The following candidates were present:

  • Fifth Circuit Court of Appeal, Second District, Div. A — Jude Gravois, Robert Snyder Jr. and Sharrolyn Jackson Miles
  • 40th Judicial District Court Div. A — Vercell Fiffie (Judge-Elect)
  • 40th Judicial District Court Div. B — Nghana Lewis
  • 40th Judicial District Court Div. C — Eric Carter and Dashawn Hayes

To start off the evening, candidates had an opportunity to share their opinion on the separation between church and state.

Hayes stated that common themes exist between U.S. law and religion, including the principles that everyone should be treated fairly and that everyone is equal. This foundation is reflected in the principle “innocent until proven guilty” in the judicial system.

“The separation of church and state is a bit of a fallacy, because there’s truly no separation…There are those Biblical and religious principles that are in our laws today. It’s just a matter of asking if we appreciate them,” Hayes said.

Fiffie said separating the church and state is necessary so that judicial decisions remain fair and impartial, regardless of an individual’s faith.

Snyder said it is a Constitutional right that cannot be taken away, adding that its purpose is to protect citizens from the government.

Gravois and Miles view the separation of church and state from a historical context. The earliest settlers in what became the United States left their homelands because of religious persecution in regions where the church and the government were one and the same.

“There are some people that think there should be a firm line between the church and the state,” Miles said. “I don’t think that’s the way the Constitution was intended to be read. I think it’s a matter of saying I’m free to serve God the way that I choose. When you’re electing people, you want to know what their values are. You want to know their morals because we’re all human. We bring that into who we are and how we perceive issues and cases.”

Lewis referenced the recent appointment of Catholic Judge Amy Coney Barrett to the Supreme Court and how her religion has garnered both support and criticism among citizens.

“That is not new. That is par for the course,” Lewis said. “What we have to recognize and stand firmly on is that the U.S. Constitution is the supreme law of the land. We can’t bend it, we can’t defer from it. We have to uphold it.”’

Carter recognized the wisdom that went into the creation of separation of church and state. However, he stated that both the church and local government are part of the community, and separation of church andstate should not be used as an excuse to avoid working together for the betterment of the community.

Pictured from left to right are Minister JaVon Ophelia Butler, moderator, and Bishop Antoine Jasmine, host of the Church Meets Government event.

Each candidate also had a chance to respond to questions pertinent to his or her campaign, allowing viewers to get a sense of their personalities and values.

Jude Gravois said legality and fairness are at the core of the work he does for the Fifth Circuit. In more than 30 years of working in the field of law, he has never has any allegations of judicial misconduct or ethical violations.

Sharrolyn Jackson Miles hopes to bring her unique life experiences to the table at the Fifth Circuit Court of Appeals. She also spoke about the importance of attention to detail, since it has previously caused conflict at the appellate level when cases were overlooked.
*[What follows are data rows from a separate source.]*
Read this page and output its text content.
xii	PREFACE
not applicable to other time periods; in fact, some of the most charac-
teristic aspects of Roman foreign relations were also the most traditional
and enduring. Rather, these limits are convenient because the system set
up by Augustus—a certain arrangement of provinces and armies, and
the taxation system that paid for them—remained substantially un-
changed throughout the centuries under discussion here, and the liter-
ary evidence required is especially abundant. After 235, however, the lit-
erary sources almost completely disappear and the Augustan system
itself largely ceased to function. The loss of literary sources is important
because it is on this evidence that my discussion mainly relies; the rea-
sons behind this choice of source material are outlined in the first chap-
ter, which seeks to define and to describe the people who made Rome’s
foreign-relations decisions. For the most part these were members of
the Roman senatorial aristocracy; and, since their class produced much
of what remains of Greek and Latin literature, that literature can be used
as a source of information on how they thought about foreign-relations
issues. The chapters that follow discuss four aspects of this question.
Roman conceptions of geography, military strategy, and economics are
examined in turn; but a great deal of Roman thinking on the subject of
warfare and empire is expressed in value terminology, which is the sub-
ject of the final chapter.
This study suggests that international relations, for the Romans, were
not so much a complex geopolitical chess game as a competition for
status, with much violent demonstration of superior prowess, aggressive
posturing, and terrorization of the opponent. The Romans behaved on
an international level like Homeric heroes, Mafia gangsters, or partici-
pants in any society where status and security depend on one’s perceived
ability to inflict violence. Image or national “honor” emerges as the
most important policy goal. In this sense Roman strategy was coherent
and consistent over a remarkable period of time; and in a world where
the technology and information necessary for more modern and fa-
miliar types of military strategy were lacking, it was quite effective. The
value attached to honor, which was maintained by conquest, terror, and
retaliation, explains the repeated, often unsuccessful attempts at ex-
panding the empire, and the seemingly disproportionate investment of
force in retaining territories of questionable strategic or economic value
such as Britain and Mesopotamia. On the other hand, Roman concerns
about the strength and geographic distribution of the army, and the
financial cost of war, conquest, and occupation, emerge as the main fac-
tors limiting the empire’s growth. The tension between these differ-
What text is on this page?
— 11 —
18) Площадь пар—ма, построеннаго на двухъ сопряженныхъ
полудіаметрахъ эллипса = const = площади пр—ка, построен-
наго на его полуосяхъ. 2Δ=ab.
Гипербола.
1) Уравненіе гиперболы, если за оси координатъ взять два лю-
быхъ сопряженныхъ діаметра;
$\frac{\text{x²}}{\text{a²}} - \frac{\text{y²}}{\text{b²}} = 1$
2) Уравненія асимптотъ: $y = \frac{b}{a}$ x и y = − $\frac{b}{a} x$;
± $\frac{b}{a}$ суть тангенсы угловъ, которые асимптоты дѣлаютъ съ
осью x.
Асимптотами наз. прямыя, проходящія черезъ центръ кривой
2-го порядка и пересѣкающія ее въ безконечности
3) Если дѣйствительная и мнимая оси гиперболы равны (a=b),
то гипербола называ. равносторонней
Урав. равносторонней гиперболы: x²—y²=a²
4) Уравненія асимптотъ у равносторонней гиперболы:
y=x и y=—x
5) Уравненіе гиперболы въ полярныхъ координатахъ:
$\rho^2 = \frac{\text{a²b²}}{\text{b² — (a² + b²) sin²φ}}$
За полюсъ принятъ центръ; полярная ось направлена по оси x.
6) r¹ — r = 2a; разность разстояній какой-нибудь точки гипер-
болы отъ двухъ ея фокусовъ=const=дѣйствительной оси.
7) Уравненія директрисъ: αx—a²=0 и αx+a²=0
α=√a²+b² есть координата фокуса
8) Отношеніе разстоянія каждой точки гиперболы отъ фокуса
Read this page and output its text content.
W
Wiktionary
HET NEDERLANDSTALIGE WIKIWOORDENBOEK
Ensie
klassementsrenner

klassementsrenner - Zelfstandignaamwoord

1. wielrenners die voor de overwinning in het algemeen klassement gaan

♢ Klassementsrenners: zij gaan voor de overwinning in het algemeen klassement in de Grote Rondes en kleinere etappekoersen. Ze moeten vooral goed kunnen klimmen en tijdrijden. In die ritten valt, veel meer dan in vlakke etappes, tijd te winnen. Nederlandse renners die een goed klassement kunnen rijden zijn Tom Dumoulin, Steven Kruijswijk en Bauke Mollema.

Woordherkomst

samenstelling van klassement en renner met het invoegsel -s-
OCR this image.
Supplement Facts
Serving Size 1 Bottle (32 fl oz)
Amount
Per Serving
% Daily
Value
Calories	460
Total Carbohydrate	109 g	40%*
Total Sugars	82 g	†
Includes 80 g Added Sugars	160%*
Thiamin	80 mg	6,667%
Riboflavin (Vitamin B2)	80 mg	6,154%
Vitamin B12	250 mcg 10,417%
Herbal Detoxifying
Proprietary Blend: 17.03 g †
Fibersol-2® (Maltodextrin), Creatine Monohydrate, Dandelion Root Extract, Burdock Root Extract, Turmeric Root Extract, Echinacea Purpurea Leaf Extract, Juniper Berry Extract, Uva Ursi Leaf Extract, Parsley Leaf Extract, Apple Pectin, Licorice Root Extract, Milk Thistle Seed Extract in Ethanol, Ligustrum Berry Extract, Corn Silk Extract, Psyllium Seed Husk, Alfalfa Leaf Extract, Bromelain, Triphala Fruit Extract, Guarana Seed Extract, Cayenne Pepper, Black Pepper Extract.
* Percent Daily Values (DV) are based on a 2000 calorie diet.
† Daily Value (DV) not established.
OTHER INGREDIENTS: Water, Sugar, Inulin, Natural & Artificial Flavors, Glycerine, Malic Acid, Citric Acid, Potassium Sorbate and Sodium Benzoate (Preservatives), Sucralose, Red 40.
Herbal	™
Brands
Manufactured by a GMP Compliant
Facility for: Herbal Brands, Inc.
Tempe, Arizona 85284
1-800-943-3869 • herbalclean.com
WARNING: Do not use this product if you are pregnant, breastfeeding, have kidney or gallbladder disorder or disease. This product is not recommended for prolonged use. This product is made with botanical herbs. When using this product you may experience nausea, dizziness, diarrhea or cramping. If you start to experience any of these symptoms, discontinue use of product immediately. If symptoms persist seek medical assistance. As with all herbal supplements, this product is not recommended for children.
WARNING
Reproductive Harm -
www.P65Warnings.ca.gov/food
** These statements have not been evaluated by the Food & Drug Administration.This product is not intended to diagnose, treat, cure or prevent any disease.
Robert Snyder Jr. said he has the correct judicial temperament for the Fifth Circuit Court. He said he there needs to be more judicial oversight at the appellate level to ensure everyone is treated with fairness and respect.

Vercell Fiffie, who is running unopposed for Div. A in the 40th Judicial District Court, said he takes care to hear both sides of a story. Even in his everyday life, he is able to view a situation and “call a ball or a strike.” His experience working in Tokyo has taught him to be patient with others.

Nghana Lewis spoke about how social media creates distance and how there is no replacement for putting boots on the ground to reach the community. She was inspired by the late Supreme Court Justice Ruth Bader Ginsburg’s bold and brave leadership.

Eric Carter introduced his Carter Cares approach for families, communities, service and efficiency. His time in the military taught him it is okay to follow orders and to sometimes get to the back of the line and hold down the fort.

Dashawn Hayes said his best attribute as a candidate is that we is well-versed in the law. If elected, he would like to start holding small court matters at high schools to familiarize the youth with the judicial system.